Ecco, finiamola di auto-convincerci che i social facciano male agli altri – gli sprovveduti – ma non a noi che li conosciamo, li padroneggiamo, ne sfruttiamo con sagacia le virtù. Noi che siamo così consapevoli del male che ci si può fare da soli con un banale, inutile, assuefacente clic da condividere il monito dell’inventore del Like sugli effetti psicotropi del medesimo Like.
Se leggiamo l’articolo, lo postiamo, ma continuiamo a mettere Like e a trepidare per le interazioni all’ultima foto del profilo – è invece probabile che di quella ridicola addiction si sia vittime anche noi.

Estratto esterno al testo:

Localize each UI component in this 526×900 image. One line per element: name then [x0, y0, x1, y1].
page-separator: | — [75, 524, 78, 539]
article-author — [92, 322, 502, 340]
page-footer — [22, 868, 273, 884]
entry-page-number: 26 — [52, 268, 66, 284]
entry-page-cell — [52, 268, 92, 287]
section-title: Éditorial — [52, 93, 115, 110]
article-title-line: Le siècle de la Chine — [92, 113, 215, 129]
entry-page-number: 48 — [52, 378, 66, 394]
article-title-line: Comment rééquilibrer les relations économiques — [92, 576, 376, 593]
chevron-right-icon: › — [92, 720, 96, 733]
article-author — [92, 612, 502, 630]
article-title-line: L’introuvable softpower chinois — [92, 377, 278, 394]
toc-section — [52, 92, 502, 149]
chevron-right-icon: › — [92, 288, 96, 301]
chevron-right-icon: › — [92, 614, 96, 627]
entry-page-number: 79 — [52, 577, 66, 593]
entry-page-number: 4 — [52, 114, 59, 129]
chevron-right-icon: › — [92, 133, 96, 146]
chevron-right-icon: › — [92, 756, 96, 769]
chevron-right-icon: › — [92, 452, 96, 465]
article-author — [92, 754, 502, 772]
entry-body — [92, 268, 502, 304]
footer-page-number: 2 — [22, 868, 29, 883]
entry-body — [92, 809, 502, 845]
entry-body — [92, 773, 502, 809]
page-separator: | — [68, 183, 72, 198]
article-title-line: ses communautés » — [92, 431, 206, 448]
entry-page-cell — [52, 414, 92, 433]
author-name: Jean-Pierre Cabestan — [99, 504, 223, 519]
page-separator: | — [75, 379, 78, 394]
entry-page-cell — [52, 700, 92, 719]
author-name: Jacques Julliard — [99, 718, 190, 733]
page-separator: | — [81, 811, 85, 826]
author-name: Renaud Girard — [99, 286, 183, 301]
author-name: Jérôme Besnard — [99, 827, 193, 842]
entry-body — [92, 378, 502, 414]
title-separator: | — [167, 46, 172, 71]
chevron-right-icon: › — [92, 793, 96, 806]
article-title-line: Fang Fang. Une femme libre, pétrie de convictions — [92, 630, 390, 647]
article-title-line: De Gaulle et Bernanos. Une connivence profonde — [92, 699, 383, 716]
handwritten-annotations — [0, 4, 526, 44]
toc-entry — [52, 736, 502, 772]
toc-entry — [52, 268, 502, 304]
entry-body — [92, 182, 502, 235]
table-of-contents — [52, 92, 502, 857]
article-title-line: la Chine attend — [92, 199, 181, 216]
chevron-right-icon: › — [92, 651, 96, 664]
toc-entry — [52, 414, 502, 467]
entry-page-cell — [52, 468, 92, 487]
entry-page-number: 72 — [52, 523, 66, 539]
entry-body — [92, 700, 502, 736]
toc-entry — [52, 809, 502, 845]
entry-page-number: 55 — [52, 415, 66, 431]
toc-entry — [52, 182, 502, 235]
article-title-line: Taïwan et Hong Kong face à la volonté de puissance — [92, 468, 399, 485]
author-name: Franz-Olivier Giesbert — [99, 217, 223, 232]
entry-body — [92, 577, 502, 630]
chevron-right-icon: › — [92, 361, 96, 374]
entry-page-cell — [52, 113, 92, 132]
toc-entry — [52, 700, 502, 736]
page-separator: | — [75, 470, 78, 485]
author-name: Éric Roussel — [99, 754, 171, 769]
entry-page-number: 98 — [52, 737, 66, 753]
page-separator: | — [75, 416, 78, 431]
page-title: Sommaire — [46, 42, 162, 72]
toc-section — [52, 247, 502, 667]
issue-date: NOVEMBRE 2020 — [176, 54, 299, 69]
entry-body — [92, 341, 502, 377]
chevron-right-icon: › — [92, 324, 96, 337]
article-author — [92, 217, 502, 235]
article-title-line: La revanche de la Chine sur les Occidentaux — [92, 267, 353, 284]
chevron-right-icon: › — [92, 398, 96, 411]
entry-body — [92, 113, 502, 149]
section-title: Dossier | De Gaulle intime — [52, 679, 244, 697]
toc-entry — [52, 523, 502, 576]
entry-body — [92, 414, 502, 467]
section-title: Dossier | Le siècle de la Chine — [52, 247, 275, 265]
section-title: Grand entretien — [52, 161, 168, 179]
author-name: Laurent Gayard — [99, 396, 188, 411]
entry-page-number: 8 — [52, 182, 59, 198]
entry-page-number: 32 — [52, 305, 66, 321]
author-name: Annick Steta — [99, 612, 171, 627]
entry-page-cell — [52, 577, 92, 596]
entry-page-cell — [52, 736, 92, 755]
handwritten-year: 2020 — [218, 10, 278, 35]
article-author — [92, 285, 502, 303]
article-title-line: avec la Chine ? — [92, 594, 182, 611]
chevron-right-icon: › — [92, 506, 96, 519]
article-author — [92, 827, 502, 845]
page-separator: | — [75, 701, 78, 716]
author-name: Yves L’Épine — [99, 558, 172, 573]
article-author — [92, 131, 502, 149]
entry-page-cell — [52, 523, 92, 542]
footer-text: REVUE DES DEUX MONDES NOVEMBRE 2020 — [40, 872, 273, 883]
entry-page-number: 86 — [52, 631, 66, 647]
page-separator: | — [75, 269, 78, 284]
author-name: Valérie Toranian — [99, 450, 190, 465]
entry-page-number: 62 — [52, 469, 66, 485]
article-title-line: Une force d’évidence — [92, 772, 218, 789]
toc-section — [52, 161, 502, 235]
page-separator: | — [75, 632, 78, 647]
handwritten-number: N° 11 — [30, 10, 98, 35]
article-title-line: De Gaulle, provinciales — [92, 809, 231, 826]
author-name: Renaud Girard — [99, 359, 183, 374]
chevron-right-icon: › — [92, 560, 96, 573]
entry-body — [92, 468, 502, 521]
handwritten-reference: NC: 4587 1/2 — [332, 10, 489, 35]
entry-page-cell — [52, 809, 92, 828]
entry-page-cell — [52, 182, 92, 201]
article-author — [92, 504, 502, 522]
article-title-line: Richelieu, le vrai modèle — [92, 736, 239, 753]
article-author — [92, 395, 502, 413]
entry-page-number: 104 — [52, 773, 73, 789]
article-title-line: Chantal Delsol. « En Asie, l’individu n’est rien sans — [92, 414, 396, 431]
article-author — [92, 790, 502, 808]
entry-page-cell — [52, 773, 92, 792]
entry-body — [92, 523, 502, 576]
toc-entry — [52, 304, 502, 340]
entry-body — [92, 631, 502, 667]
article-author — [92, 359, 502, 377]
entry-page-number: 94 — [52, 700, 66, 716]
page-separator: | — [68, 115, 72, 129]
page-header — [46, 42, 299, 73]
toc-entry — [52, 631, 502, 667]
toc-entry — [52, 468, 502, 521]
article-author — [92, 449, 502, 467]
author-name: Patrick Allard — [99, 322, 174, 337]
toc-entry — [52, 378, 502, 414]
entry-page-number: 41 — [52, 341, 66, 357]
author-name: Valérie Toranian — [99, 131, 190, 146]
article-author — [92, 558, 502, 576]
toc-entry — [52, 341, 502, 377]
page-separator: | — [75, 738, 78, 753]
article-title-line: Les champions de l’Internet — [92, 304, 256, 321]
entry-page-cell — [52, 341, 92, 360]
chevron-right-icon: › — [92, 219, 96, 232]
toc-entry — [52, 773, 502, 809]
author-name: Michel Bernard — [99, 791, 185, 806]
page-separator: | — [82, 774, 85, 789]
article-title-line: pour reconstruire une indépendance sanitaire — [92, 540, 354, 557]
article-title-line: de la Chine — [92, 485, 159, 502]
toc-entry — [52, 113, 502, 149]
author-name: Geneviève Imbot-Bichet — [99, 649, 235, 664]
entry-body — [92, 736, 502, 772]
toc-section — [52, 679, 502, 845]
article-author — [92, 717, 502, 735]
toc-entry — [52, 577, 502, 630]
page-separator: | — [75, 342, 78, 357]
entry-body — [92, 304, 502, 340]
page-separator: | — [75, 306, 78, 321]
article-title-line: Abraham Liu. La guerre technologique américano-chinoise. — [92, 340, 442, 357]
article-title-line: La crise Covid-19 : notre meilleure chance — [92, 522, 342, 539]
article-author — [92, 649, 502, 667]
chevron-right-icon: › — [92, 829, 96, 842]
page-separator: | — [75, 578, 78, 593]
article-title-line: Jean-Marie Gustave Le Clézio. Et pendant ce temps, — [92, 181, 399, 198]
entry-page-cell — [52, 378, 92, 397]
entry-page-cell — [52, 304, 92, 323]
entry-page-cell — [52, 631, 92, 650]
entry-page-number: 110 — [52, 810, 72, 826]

Per anni è stata la nostra consuetudine, mettere like. Ma dopo i libri, gli articoli, ora ne parla anche la tv del costo occulto, implicito, ma tuttosommato deducibile di quel nostro segnale di vita che trasmettiamo compulsivamente nei social nell’illusione che resterà.

Abbiamo cominciato a intuire solo ora – benemerito lo scandalo Cambridge Analytica – che forse quel costo è eccessivo Non abbiamo invece ancora colto quale potere enorme si abbia noi – individualmente – in quel mercato di dati, dei cui abusi ora ci indigniamo, e che in realtà è un mercato che alle attuali condizioni è abusivo per default. Noi siamo la merce degli inserzionisti, e siamo noi stessi a chiederlo con il nostro insopprimibile bisogno di far sapere dove siamo, con chi, a fare che e con quale umore. Cosa ne ricaviamo?
Chiediamocelo.

Chiediamoci con obiettività quali benefici riteniamo di poter conseguire – amicizie, informazioni, relazioni, conoscenza. Chiediamoci se questi traguardi abbiano in Facebook (o Google, Instagram, Twitter, Linkedin, WhatsApp) un mezzo efficace, e se il costo dell’eventuale conseguimento sia congruo. Abbiamo informazioni, esperienza, strumenti per apprfondire e valutare. Possiamo assumere decisioni conseguenti. Non è facile, ma è necessario.

Per cancellare un account Facebook ci vogliono fino a 14 giorni. La procedura non è immediata. Facebook rende facile l’opzione “disattiva l’account”. Disattivare però vuol dire staccare solo temporaneamente, come andare in vacanza per un po’ e poi tornare e trovare tutto come prima: l’account è sempre là con tutti i suoi miliardi di dati, i tuoi, a disposizione di non si sa chi né con quali conseguenze per te – che non si limitano all’invasività coercitiva delle notifiche.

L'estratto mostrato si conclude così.